Two teams duked it out in a game of basketball.

Playing defense, the Achievers got a run for their money by an opposing team. However, they prevailed!

While searching through the storage spaces at Brevard Achievement Center’s (BAC) Rockledge location, our staff came upon some treasure. Hidden on a high shelf, covered in dust were scrapbooks from BAC past. Naturally, we cleaned them up and began to reminisce.

Flipping through the pages revealed a number of familiar faces and celebrations. Smiles raced across the snapshots from a staff and client camping trip in 1984. Dancers at a holiday party froze in time from an album dated 1980. All showed how BAC was alive and thriving as strongly as it is today. Respectively, one album stood out in particular.

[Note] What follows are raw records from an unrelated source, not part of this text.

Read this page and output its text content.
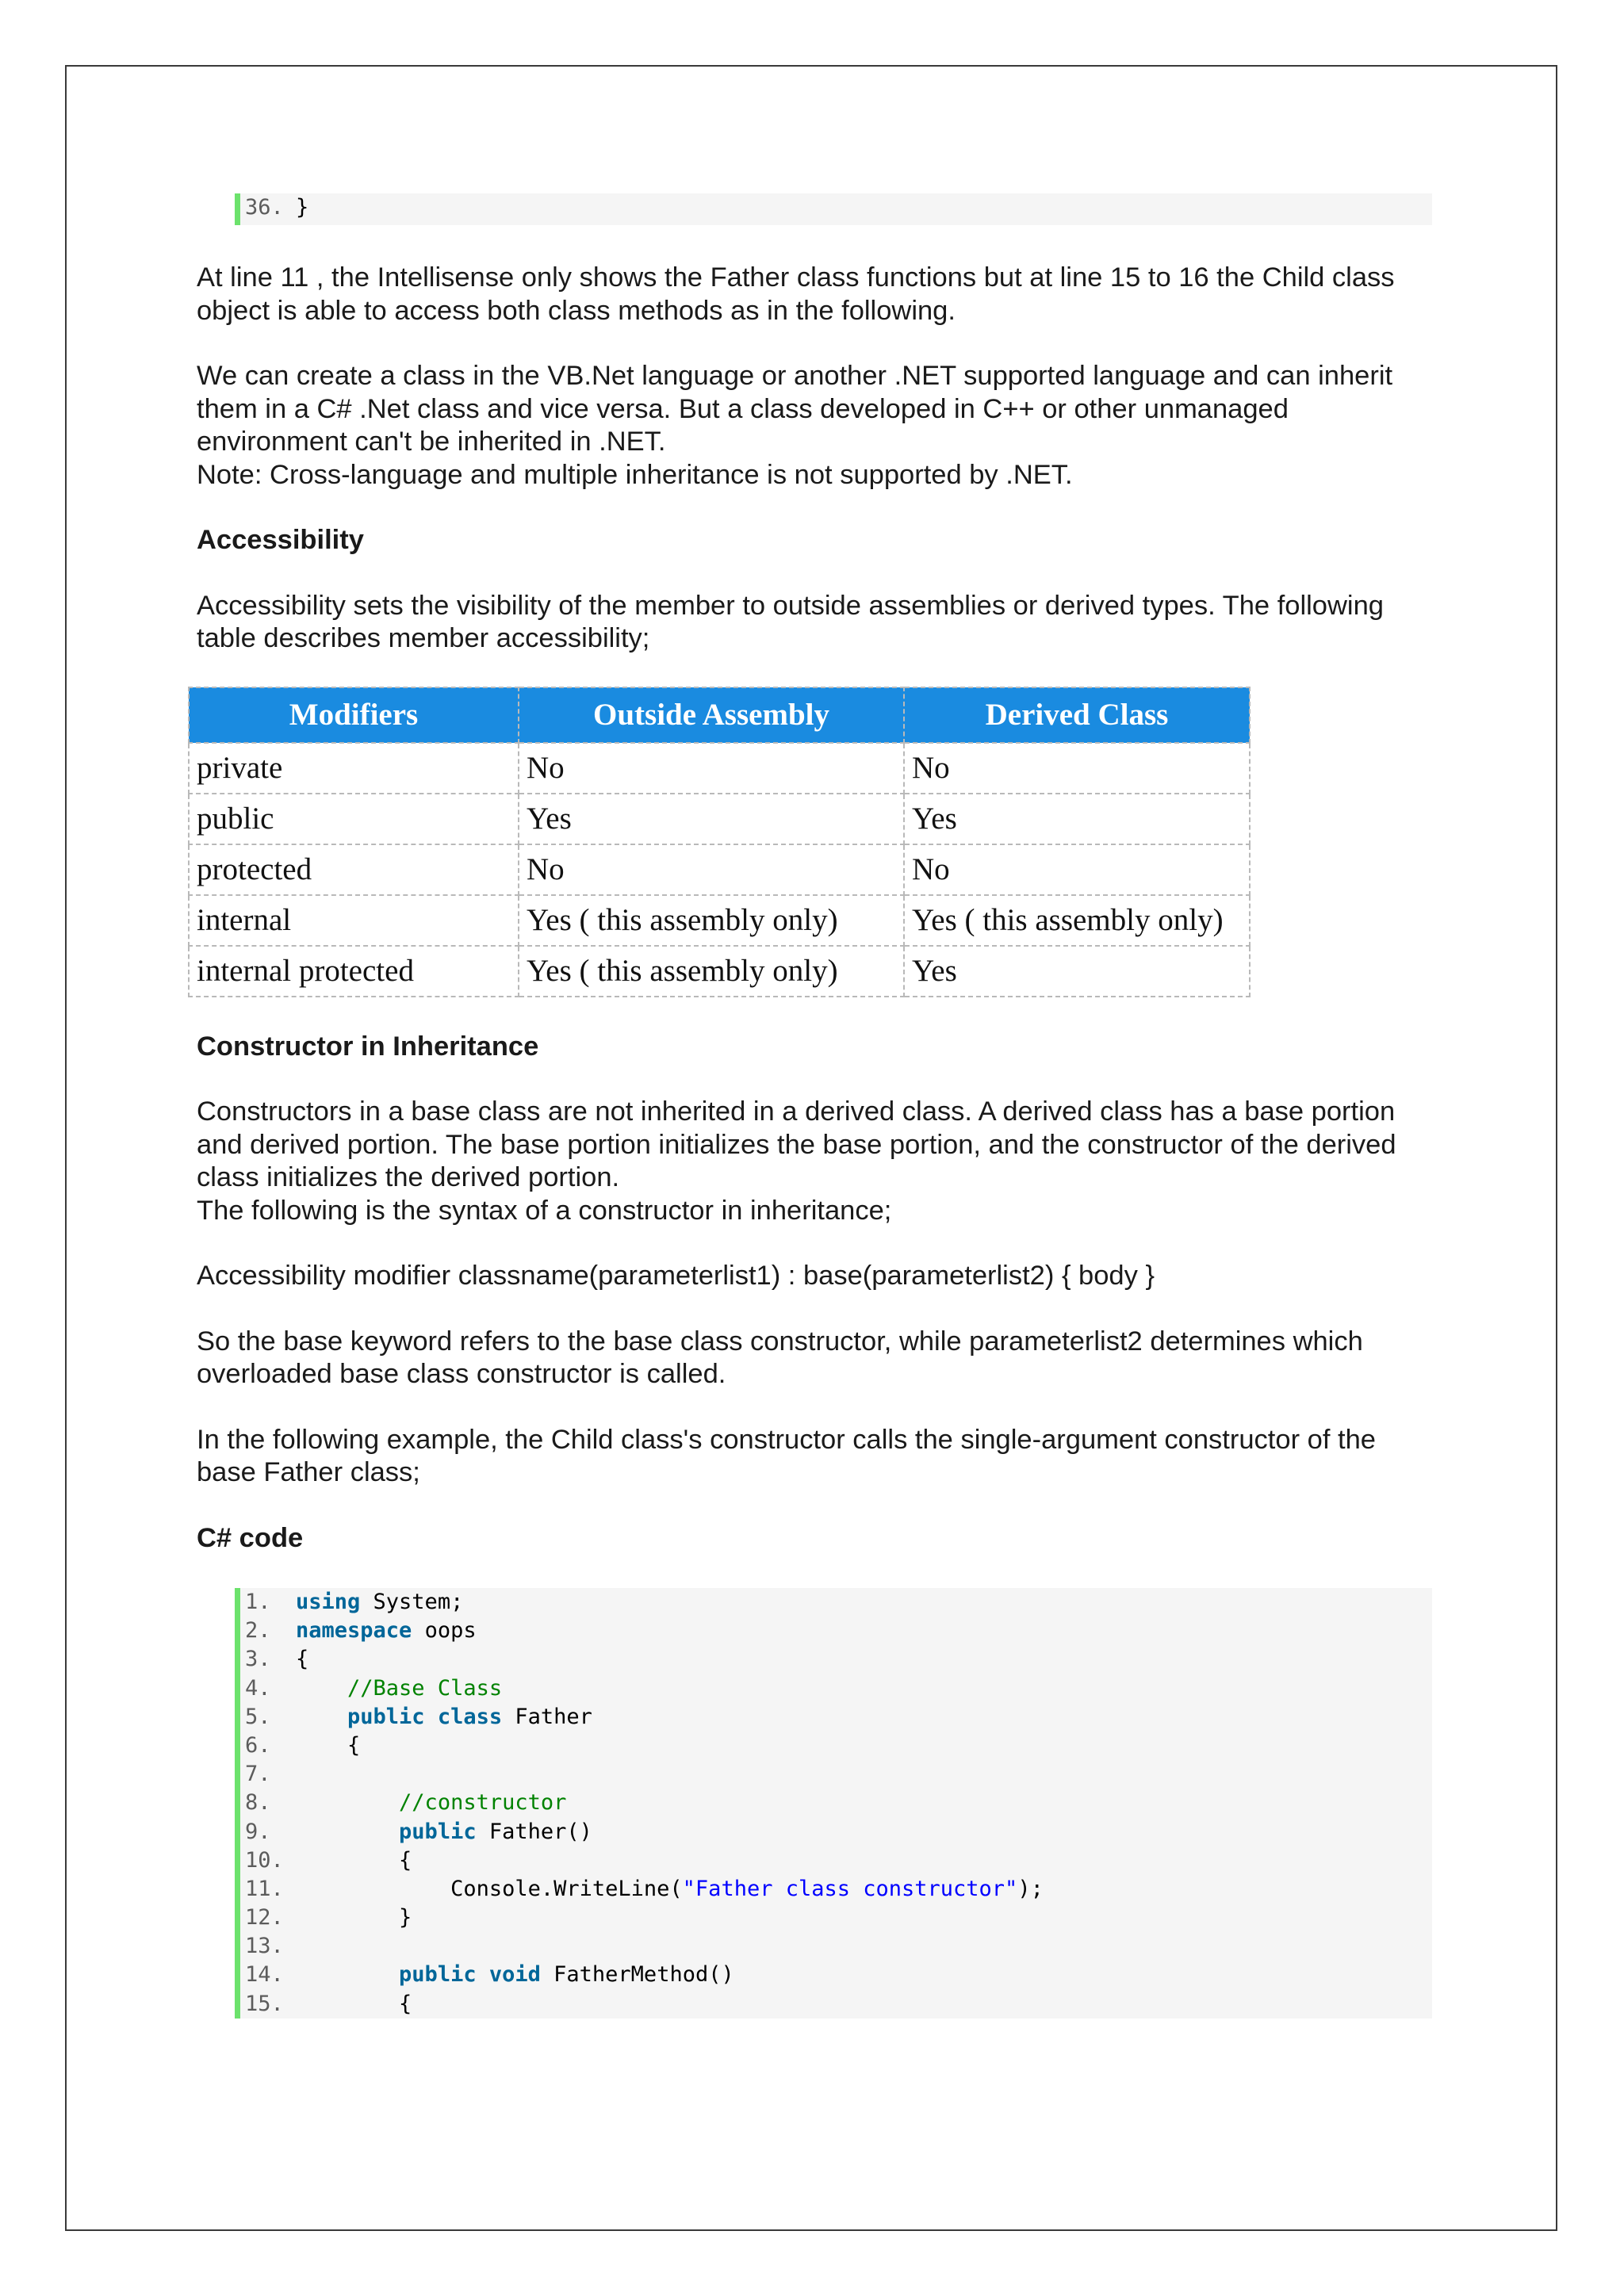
36. }

At line 11 , the Intellisense only shows the Father class functions but at line 15 to 16 the Child class object is able to access both class methods as in the following.

We can create a class in the VB.Net language or another .NET supported language and can inherit them in a C# .Net class and vice versa. But a class developed in C++ or other unmanaged environment can't be inherited in .NET.

Note: Cross-language and multiple inheritance is not supported by .NET.

Accessibility

Accessibility sets the visibility of the member to outside assemblies or derived types. The following table describes member accessibility;

Modifiers	Outside Assembly	Derived Class
private	No	No
public	Yes	Yes
protected	No	No
internal	Yes ( this assembly only)	Yes ( this assembly only)
internal protected	Yes ( this assembly only)	Yes
Constructor in Inheritance

Constructors in a base class are not inherited in a derived class. A derived class has a base portion and derived portion. The base portion initializes the base portion, and the constructor of the derived class initializes the derived portion.

The following is the syntax of a constructor in inheritance;

Accessibility modifier classname(parameterlist1) : base(parameterlist2) { body }

So the base keyword refers to the base class constructor, while parameterlist2 determines which overloaded base class constructor is called.

In the following example, the Child class's constructor calls the single-argument constructor of the base Father class;

C# code
1.	using System;
2.	namespace oops
3.	{
4.	//Base Class
5.	public class Father
6.	{
7.
8.	//constructor
9.	public Father()
10. {
11. Console.WriteLine("Father class constructor");
12. }
13.
14.	public void FatherMethod()
15. {
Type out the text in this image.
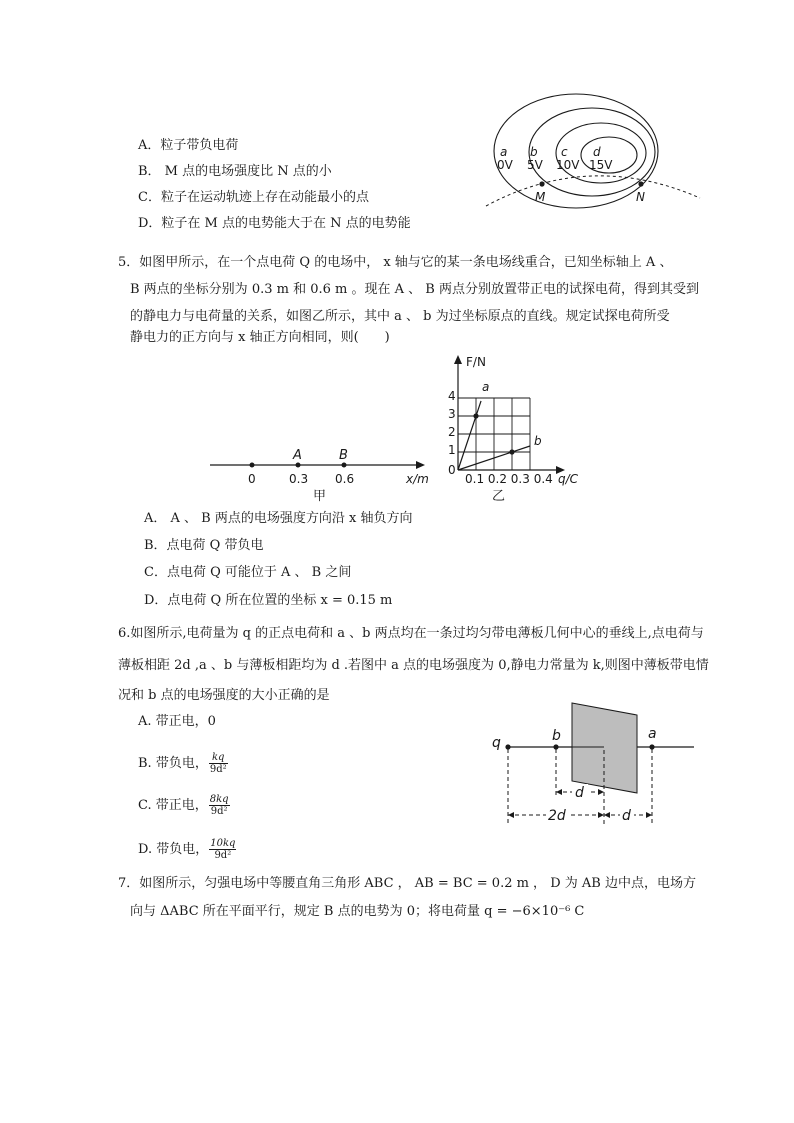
A．粒子带负电荷
B． M 点的电场强度比 N 点的小
C．粒子在运动轨迹上存在动能最小的点
D．粒子在 M 点的电势能大于在 N 点的电势能
a
0V
b
5V
c
10V
d
15V
M	N
5．如图甲所示，在一个点电荷 Q 的电场中， x 轴与它的某一条电场线重合，已知坐标轴上 A 、
B 两点的坐标分别为 0.3 m 和 0.6 m 。现在 A 、 B 两点分别放置带正电的试探电荷，得到其受到
的静电力与电荷量的关系，如图乙所示，其中 a 、 b 为过坐标原点的直线。规定试探电荷所受
静电力的正方向与 x 轴正方向相同，则(　　)
A	B
0	0.3 0.6	x/m
甲
F/N
4
3
2
1
0
0.1 0.2 0.3 0.4 q/C
a
b
乙
A． A 、 B 两点的电场强度方向沿 x 轴负方向
B．点电荷 Q 带负电
C．点电荷 Q 可能位于 A 、 B 之间
D．点电荷 Q 所在位置的坐标 x = 0.15 m
6.如图所示,电荷量为 q 的正点电荷和 a 、b 两点均在一条过均匀带电薄板几何中心的垂线上,点电荷与
薄板相距 2d ,a 、b 与薄板相距均为 d .若图中 a 点的电场强度为 0,静电力常量为 k,则图中薄板带电情
况和 b 点的电场强度的大小正确的是
A. 带正电，0
B. 带负电， $\frac{kq}{\text{9d²}}$
C. 带正电， $\frac{8kq}{\text{9d²}}$
D. 带负电， $\frac{10kq}{\text{9d²}}$
q	b	a
d
2d	d
7．如图所示，匀强电场中等腰直角三角形 ABC ， AB = BC = 0.2 m ， D 为 AB 边中点，电场方
向与 ΔABC 所在平面平行，规定 B 点的电势为 0；将电荷量 q = −6×10⁻⁶ C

Focusing on the 1979-80 Special Olympics was an entire scrapbook dedicated to BAC’s home team, the Achievers. Wearing matching yellow uniforms and striped tube socks, the Achievers showed face at the Winter and Summer games. This group of individuals represented our organization proudly by achieving their own personal success. The proceeding pages highlighted their competition in events like basketball, track and field, and tennis. Medallions even graced the necks of some of the boys and girls representing a winning title. The Achievers were a force to reckon with! They made BAC proud by their accomplishments, but more importantly, by having fun.

The Beginning of a Legacy

The Special Olympics is a yearly sporting event that gives opportunities for persons with disabilities to partake in athletic activities. Cross country skiing, gymnastics, swimming, and judo are just some of the sporting events that are featured in the Special Olympics. Today, thousands of people with varying intellectual disabilities from all over compete in national and global Olympic games. But how did this all begin?

We can first thank Eunice Kennedy Shriver. In the late 1950s, Shriver decided to make a change for the community. She saw how unfairly and unjust people treated those with intellectual disabilities. As a result, Shriver created a backyard-summer camp for youth with intellectual disabilities. Shriver’s goal was to learn what these children could do in sports – not what they could not. Throughout the 1960s she continued spreading her awareness. For that reason, the first international Special Olympics Games was held at Soldier Field in Chicago in 1968. Her gracious effort is why people like our friends at Brevard Achievement Center (BAC) are able to compete in a nondiscriminatory environment.

This past summer was the fiftieth-anniversary of the Special Olympics USA Games. People from all over flew into Seattle for a six day journey to gold. More than 4,000 coaches and athletes represented the fifty states and tens of thousands of volunteers and fans watched on. Thank you, Eunice Kennedy Shriver. It takes one person to make a change that lasts a million lifetimes.